Andrew Sampson, co-founder and Chief Executive Officer of American startup Rainway, blasted Google over many claims the company made during its Tuesday announcement of Stadia.
The industry veteran dismissed most aspects of the platform from a standpoint of originality, noting how Rainway has been offering high-fidelity, low-latency game streaming experiences for two years already, without making any claims about being the first to do so.
Laughable quality claims
Stadia's current level of performance is something Mr. Sampson is describing as way overblown, especially seeing how several company officials apparently cited the recent Project Stream experiment conducted in collaboration with Ubisoft which allowed select testers to play Assassin's Creed: Odyssey in their browsers. The company described the experience as a consistent 1080p affair at 60 frames per second, whereas in reality, the stream was often capped at 30fps and would get downscaled to 720p, according to Rainway's own testing.
The decision to make the Stadia controller a Wi-Fi-only gadget is also just asking for trouble in terms of latency and unresponsiveness, the CEO added. He went on to criticize the style of Google's presentation as well, accusing the firm of devaluing the concept of GDC by bombarding the audience with buzzwords such as 8K, AI, and teraflops, all of which it described as irrelevant to the main question – how good the individual streaming experience actually is.
Mr. Sampson also mocked Google's presentation of State Share and other similar features of Stadia, ironically concluding how it appears the company invented checkpoints.
He interpreted Google's focus on middleware as a clear signal that Stadia won't work with existing storefronts, which further limits its potential.
"The entire keynote so far has sounded like the BORG wanting you to assimilate into the cloud. Embrace the cloud, give up your console/pc, give up your control over games," the Rainway CEO remarked on Twitter.
Mr. Sampson likened Stadia to OnLive, a streaming startup that used to exist in the immediate vicinity of Google's Mountain View campus. Much like OnLive, it appears Stadia doesn't know whether it's middleware, a content platform, a console, or a service, the executive said. OnLive went defunct in mid-2015 while trying to compete with Sony's Gaikai which ended up acquiring its patents and now powers a service called PlayStation Now.
Regarding Google's claims of machine learning and how it plays into the grander vision of Stadia, Rainway's co-founder said the best they deserve is an eye roll. He also dismissed the claims of hacking/cheating being impossible in Stadia, noting how aimbots, clickers, and similar solutions work locally, so the only way to prevent them is with HDCP, which in turn cripples streaming, a core component of the Stadia pitch.
"I'm thrilled to see the space I love evolving, but this is just the wrong way to do it; Google wants to take away your freedom and choice; They want you to give up your consoles/PCs, they don't understand openness built the games we love," Mr. Sampson concluded.
Questions that remain
The issue of pricing hasn't even be mentioned by Google during its GDC announcement, with the firm only stating Stadia will be coming to North America and the majority of Europe later this year.
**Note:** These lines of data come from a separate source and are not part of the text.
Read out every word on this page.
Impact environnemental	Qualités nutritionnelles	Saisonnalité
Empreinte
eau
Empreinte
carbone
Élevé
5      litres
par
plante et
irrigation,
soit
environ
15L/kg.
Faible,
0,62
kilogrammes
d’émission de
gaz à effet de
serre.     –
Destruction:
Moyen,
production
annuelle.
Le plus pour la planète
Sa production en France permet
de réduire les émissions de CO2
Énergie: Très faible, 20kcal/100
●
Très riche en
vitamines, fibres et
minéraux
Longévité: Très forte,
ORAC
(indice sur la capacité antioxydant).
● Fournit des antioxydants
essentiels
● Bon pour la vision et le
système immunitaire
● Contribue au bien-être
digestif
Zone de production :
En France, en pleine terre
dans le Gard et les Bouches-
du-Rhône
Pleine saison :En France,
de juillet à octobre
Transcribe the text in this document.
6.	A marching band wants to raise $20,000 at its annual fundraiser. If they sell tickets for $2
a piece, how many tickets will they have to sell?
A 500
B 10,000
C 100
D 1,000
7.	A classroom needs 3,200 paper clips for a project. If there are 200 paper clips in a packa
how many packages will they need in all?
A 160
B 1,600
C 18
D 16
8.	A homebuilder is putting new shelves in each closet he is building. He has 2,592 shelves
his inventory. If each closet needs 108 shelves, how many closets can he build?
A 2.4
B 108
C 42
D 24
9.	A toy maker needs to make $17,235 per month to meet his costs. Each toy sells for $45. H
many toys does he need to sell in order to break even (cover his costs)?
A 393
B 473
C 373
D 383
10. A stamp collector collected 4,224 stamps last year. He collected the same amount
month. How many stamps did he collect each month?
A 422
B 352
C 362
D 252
Unsurprisingly, the service lacks major developer-publisher support, with id Software and Ubisoft being the only two game companies that appear to be on board so far. Ubisoft's role is also debatable; this is the same company that's been fighting Valve's Steam for seven years and counting, and now it's supposedly supporting Google's effort to replace all gaming hardware, or at least turn everything with a screen and an Internet connection into a standardized console.